Regulation of FcgammaR-stimulated phagocytosis by the 72-kDa inositol polyphosphate 5-phosphatase: SHIP1, but not the 72-kDa 5-phosphatase, regulates complement receptor 3 mediated phagocytosis by differential recruitment of these 5-phosphatases to the phagocytic cup.

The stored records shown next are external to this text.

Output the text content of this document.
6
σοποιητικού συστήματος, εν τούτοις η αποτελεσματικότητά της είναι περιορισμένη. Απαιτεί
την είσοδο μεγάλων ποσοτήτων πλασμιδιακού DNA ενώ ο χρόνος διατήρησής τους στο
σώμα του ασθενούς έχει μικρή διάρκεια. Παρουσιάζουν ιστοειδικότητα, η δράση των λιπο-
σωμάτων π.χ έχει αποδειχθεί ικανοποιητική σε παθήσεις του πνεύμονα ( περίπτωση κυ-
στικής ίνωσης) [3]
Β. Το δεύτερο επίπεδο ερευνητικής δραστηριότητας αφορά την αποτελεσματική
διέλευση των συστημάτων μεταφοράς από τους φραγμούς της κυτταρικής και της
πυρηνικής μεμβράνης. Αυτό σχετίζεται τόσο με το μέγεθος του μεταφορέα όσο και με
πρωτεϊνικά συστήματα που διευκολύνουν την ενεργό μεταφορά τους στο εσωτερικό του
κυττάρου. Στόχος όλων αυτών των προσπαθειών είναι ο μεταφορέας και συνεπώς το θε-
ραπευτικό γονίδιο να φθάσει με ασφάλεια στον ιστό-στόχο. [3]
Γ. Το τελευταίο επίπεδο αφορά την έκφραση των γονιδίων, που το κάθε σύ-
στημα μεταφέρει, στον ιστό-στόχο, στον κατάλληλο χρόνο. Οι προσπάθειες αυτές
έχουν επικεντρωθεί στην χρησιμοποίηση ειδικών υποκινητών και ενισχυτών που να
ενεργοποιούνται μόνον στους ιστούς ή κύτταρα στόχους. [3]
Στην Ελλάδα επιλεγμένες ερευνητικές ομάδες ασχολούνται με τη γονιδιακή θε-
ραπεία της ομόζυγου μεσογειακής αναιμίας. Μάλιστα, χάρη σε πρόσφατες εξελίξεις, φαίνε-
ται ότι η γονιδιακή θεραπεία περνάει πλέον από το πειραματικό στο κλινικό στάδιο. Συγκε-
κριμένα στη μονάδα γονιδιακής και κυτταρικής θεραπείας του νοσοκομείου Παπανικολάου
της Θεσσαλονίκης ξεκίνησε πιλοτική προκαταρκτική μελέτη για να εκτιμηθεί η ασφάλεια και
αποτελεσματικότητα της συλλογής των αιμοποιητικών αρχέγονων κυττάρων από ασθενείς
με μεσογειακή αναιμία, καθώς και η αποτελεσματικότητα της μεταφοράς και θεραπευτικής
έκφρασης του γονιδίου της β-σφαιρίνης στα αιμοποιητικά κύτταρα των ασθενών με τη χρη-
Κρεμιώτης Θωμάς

Macrophages phagocytose particles to resolve infections and remove apoptotic cells. Phosphoinositide 3-kinase generates phosphatidylinositol-3,4,5-trisphosphate [PtdIns(3,4,5)P(3)] is restricted to the phagocytic cup, promoting phagocytosis. The PtdIns(3,4,5)P(3) 5-phosphatase (5-ptase) Src homology 2 (SH2) domain-containing inositol-5-phosphatase 1 (SHIP1) inhibits phagocytosis. We report here that another PtdIns(3,4,5)P(3)-5-ptase, the 72-kDa-5-phosphatase (72-5ptase), inhibits Fcgamma receptor (FcgammaR)- but not complement receptor 3 (CR3)-mediated phagocytosis, affecting pseudopod extension and phagosome closure. In contrast, SHIP1 inhibited FcgammaR and CR3 phagocytosis with greater effects on CR3-stimulated phagocytosis. The 72-5ptase and SHIP1 were both dynamically recruited to FcgammaR-stimulated phagocytic cups, but only SHIP1 was recruited to CR3-stimulated phagocytic cups. To determine whether 5-ptases focally degrade PtdIns(3,4,5)P(3) at the phagocytic cup after specific stimuli, time-lapse imaging of specific biosensors was performed. Transfection of dominant-negative 72-5ptase or 72-5ptase small interfering RNA (siRNA) resulted in amplified and prolonged PtdIns(3,4,5)P(3) at the phagocytic cup in response to FcgammaR- but not CR3-stimulation. In contrast, macrophages from Ship1(-/-)/AktPH-GFP transgenic mice exhibited increased and sustained PtdIns(3,4,5)P(3) at the cup in response to CR3 activation, with minimal changes to FcgammaR activation. Therefore, 72-5ptase and SHIP1 exhibit specificity in regulating FcgammaR- versus CR3-stimulated phagocytosis by controlling the amplitude and duration of PtdIns(3,4,5)P(3) at the phagocytic cup.